Over time, he adjusted, finding his way among his new American teammates. He has also established himself on the field. After punting once in a 31-27 loss to Army, Karutz was named the Mid-American Conference's West Division Special Teams Player of the Week after averaging 49.6 yards per punt against Miami, twice landing punts inside the 1-yard line.
But even success is measured differently. In Australia, players were ranked based on how many kicks they had and how much influence they had on the game. In addition, players were ranked in how many hand balls (passes) they had, how many marks (catches) they had, how many goals they kicked, how many behinds (near-misses) they kicked as well as tackles.

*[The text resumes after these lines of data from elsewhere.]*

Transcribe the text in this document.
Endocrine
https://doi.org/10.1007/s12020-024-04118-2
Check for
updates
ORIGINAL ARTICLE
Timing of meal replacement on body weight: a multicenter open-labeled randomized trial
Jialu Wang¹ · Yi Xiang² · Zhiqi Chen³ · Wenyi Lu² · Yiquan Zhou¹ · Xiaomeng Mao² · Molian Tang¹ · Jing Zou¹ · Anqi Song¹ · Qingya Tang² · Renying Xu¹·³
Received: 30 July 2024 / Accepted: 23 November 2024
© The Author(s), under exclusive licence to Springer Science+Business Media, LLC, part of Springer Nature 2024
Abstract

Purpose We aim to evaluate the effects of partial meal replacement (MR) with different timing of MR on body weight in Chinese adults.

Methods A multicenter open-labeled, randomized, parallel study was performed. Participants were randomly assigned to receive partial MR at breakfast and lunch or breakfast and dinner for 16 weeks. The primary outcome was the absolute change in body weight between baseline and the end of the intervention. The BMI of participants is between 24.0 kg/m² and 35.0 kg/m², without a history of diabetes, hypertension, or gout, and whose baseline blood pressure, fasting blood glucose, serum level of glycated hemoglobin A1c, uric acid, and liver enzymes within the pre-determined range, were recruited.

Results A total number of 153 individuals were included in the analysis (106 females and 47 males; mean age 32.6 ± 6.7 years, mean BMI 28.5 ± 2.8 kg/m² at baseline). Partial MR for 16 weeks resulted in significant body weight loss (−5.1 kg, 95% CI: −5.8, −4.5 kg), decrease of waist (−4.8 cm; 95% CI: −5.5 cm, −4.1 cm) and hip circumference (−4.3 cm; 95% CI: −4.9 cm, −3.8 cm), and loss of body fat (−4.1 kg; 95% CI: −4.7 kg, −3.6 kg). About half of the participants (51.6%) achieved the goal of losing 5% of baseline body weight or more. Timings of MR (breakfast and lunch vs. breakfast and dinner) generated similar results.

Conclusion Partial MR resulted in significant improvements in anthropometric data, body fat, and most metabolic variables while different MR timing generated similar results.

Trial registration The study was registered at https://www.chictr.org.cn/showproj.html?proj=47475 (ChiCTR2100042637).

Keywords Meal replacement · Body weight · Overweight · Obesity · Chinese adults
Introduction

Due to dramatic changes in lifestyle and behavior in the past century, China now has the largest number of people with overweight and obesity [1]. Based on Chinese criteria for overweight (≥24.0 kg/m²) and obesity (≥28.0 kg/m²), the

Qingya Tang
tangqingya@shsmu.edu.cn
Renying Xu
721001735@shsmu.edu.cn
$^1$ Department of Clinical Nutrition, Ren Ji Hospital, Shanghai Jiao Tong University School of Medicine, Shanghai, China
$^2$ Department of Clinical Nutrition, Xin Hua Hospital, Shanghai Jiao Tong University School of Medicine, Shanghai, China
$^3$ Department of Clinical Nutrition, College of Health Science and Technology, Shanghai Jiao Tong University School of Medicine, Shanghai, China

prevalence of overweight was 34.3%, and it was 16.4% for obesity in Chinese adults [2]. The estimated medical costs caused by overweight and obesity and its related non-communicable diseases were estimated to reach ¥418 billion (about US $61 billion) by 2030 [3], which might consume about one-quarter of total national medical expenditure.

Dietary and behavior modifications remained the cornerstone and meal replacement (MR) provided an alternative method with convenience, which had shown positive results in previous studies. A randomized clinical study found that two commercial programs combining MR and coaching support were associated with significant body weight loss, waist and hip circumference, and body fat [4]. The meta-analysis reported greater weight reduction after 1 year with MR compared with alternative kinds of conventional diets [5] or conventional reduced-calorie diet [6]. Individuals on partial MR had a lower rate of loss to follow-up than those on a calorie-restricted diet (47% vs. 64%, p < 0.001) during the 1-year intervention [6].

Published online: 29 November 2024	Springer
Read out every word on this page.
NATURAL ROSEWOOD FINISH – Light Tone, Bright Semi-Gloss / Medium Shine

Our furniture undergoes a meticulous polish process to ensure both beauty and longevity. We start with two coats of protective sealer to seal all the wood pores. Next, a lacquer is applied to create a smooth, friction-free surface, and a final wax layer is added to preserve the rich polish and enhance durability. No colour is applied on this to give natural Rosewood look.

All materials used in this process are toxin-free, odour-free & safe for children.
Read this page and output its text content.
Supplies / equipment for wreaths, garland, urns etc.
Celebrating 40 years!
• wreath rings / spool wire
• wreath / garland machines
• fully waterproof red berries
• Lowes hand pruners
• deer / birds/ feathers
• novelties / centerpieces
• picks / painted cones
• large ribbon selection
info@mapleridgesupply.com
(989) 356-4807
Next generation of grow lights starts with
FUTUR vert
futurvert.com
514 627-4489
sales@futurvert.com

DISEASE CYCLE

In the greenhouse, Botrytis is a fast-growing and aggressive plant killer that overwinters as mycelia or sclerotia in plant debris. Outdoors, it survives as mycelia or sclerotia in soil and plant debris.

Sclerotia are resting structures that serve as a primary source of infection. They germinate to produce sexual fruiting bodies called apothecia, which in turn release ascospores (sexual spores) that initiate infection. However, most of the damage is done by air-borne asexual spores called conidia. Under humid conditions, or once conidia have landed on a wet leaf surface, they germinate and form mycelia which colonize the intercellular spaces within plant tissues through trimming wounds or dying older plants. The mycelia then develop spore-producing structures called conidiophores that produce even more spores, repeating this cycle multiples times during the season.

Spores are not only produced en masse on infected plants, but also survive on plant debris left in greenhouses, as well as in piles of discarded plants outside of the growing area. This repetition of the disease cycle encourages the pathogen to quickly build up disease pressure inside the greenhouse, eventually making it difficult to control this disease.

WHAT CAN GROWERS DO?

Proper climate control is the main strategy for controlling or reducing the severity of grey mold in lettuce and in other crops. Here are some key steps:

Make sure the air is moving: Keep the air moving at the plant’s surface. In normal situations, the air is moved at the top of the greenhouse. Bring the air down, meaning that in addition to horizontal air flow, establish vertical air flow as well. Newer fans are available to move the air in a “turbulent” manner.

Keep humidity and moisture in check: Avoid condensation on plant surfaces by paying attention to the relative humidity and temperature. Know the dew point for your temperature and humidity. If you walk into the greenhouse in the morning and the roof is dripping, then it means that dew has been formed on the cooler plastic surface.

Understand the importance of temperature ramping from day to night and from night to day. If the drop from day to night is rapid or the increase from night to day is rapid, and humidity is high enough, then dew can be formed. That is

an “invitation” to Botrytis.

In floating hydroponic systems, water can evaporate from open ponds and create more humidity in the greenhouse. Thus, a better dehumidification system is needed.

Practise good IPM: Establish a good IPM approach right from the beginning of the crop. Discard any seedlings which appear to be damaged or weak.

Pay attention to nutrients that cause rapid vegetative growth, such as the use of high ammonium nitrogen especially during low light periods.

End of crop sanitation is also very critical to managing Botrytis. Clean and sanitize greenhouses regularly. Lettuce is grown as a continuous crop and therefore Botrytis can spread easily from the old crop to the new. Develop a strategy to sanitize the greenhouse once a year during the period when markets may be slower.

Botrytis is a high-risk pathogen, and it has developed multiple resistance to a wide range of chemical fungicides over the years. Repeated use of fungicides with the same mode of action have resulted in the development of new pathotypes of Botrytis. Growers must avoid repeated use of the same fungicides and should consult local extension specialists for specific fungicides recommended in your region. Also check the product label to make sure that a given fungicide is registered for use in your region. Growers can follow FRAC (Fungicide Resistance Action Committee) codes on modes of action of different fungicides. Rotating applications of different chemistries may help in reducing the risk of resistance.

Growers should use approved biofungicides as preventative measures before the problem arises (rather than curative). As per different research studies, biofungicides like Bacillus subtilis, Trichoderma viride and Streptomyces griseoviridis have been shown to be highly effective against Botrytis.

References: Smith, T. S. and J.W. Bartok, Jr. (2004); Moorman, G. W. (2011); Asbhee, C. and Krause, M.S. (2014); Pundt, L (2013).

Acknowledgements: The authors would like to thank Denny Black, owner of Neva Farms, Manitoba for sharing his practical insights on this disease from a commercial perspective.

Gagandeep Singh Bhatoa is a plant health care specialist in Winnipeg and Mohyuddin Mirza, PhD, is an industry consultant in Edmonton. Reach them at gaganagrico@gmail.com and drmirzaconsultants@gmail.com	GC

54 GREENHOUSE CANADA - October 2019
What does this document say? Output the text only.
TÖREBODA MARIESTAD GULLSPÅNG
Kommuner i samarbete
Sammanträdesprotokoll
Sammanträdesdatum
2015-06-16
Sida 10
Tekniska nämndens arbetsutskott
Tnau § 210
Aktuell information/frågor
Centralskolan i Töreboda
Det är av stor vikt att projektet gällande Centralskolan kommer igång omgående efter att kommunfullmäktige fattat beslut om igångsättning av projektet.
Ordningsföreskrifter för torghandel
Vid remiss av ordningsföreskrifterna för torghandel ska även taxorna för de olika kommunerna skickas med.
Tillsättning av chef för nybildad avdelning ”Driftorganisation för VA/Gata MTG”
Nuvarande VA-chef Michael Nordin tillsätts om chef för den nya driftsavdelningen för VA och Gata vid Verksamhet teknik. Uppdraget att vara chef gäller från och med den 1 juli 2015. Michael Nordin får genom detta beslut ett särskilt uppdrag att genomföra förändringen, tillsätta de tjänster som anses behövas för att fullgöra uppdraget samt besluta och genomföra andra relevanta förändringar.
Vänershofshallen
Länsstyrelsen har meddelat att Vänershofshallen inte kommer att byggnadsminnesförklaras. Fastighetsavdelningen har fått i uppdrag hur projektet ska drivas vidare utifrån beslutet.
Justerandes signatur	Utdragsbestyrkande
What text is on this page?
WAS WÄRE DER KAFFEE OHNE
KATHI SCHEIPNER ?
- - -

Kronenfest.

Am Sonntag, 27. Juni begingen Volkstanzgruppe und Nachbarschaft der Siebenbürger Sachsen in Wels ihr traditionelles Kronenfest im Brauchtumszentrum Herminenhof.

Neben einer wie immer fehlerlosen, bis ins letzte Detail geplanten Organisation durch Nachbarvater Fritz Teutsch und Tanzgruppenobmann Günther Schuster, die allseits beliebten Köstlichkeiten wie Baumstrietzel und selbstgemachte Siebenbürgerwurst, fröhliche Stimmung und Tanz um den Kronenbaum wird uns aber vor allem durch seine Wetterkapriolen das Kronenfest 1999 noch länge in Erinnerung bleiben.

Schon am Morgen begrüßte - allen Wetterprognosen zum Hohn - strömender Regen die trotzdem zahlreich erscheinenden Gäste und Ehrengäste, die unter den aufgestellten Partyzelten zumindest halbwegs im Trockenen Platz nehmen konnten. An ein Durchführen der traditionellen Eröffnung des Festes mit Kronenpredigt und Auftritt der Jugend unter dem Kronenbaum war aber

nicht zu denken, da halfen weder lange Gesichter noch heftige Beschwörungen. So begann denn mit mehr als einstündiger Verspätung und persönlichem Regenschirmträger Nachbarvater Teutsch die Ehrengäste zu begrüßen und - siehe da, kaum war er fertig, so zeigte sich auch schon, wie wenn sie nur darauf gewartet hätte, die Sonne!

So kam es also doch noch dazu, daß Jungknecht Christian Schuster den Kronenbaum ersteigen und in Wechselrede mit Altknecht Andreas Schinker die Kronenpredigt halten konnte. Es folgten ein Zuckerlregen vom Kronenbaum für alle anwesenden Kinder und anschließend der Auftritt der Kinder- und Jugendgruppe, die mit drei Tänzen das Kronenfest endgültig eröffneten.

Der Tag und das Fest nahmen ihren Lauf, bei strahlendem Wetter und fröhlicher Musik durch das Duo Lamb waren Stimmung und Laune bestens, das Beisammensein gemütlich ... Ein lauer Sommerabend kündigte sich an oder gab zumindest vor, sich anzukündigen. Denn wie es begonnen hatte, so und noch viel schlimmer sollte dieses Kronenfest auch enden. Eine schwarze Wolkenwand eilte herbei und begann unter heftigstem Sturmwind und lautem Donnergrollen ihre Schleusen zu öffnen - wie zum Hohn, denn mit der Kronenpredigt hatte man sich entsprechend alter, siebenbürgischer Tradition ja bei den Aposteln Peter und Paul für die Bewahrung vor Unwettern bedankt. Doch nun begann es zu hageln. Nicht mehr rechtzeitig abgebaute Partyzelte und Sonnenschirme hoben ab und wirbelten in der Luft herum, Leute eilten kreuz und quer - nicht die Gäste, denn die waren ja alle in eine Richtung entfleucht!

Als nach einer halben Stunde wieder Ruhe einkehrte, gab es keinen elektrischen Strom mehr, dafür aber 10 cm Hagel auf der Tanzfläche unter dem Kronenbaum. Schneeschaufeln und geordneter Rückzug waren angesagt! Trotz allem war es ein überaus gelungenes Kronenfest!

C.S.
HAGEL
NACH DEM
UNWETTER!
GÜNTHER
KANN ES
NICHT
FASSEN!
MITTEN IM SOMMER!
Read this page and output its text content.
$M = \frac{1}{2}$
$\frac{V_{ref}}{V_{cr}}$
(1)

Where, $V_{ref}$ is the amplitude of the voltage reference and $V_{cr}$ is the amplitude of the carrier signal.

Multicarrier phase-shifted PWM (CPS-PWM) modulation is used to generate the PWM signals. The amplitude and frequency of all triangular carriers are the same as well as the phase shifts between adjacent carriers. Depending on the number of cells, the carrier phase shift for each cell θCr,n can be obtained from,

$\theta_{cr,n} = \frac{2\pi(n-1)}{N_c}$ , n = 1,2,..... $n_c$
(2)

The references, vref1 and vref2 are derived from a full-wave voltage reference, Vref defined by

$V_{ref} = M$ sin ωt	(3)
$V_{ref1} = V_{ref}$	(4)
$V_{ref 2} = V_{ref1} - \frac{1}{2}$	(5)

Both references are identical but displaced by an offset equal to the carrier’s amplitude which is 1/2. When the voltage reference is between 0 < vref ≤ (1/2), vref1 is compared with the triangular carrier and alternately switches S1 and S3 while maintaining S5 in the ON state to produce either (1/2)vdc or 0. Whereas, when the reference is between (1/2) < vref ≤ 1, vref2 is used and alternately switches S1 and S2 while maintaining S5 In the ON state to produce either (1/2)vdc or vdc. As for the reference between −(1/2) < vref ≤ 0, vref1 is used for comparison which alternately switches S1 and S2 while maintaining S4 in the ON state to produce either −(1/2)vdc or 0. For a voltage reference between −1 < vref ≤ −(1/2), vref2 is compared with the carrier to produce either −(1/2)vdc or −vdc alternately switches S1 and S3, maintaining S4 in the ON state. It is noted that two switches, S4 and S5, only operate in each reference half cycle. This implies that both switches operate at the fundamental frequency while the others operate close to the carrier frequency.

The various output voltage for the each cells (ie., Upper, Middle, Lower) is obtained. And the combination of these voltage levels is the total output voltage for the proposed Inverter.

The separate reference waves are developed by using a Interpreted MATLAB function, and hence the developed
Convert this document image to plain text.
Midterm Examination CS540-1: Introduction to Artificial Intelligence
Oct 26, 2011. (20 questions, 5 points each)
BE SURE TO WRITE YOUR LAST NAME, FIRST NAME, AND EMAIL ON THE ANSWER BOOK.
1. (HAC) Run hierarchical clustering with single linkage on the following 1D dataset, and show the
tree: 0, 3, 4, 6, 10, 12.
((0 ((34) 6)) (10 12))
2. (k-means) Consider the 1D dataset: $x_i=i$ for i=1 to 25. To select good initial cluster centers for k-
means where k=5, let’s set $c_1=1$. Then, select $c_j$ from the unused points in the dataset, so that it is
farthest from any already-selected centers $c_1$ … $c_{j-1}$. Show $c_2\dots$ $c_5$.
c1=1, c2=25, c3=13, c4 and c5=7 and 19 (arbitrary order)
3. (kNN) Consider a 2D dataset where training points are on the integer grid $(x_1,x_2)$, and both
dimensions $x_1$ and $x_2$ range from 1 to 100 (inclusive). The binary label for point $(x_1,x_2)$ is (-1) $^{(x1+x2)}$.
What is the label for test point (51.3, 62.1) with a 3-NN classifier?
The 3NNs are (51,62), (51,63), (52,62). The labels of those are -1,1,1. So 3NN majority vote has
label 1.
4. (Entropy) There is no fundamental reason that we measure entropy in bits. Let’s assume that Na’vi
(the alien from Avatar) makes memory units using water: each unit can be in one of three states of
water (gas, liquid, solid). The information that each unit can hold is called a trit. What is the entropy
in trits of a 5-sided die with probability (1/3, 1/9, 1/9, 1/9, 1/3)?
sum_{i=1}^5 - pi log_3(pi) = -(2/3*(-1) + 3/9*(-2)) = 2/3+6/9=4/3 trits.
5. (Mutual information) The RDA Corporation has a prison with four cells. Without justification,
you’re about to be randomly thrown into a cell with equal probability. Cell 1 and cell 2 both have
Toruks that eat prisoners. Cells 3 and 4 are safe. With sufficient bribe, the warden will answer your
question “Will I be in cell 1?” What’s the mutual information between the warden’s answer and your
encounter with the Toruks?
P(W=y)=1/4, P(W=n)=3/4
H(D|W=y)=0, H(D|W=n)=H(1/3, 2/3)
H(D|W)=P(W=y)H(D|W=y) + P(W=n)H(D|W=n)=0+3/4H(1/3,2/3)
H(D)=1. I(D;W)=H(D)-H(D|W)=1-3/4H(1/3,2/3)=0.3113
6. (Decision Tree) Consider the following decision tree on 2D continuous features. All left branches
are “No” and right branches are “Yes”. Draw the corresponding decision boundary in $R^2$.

Heading into Saturday's stiff road test at No. 2 Ohio State, Karutz is averaging 44.1 yards per punt with a long effort of 56 yards. He has had two punts travel more than 50 yards, has landed six kicks inside the 20-yard line and has yet to have a punt returned for positive yards.
But for Karutz, it's not about the statistics, but instead the opportunity that up until late last year, he never dreamed possible.
"Pretty much every day, there's something new that pops up that keeps you guessing, 'Why am I here' or 'How did this happen?'" he said. "But the longer you're here, the more like you feel like you fit in and you know where to go for things, and I'm just happy to be here. I'm really enjoying it."
Tough task Eastern Michigan coach Ron English said his team is struggling to eliminate mistakes. Twice in last weekend's 52-14 loss against Central Michigan, the Eagles had the chance to get within a touchdown before mental errors cost them. English is well aware what challenges await Eastern on Saturday at Ohio State and is concerned about what what kind of affect playing against the favorites to win the Big Ten could have on his team.
English said he will use last year's experience of going into Michigan Stadium to face the Wolverines as a starting-off point. Eastern (0-3) will enter the game as a 44 1/2-point underdog.
"I was a little worried about them, but they came out to play," English said. "But in the beginning, I think Ohio State is a little different animal because (the fans) are interested every time I have gone in there. If they are interested, I think it's a little nastier and I think those fans are a little more ruthless than Michigan fans."
No change at quarterback English said sophomore Alex Gillett remains his starting quarterback even though back-up Devontae Payne saw significant time against Central Michigan. Payne was 13-of-24 passing for 134 yards against the Chippewas while Gillett finished with 148 yards and a touchdown, completing 12 of 20 passes.
"We think Payne is going to be a good player, and we want to play him when the game's in the balance a little bit," English said. "We love Alex Gillett, too, but we just think we need to develop Devontae a little bit. You know how football is - you have to have a back-up quarterback at the college level."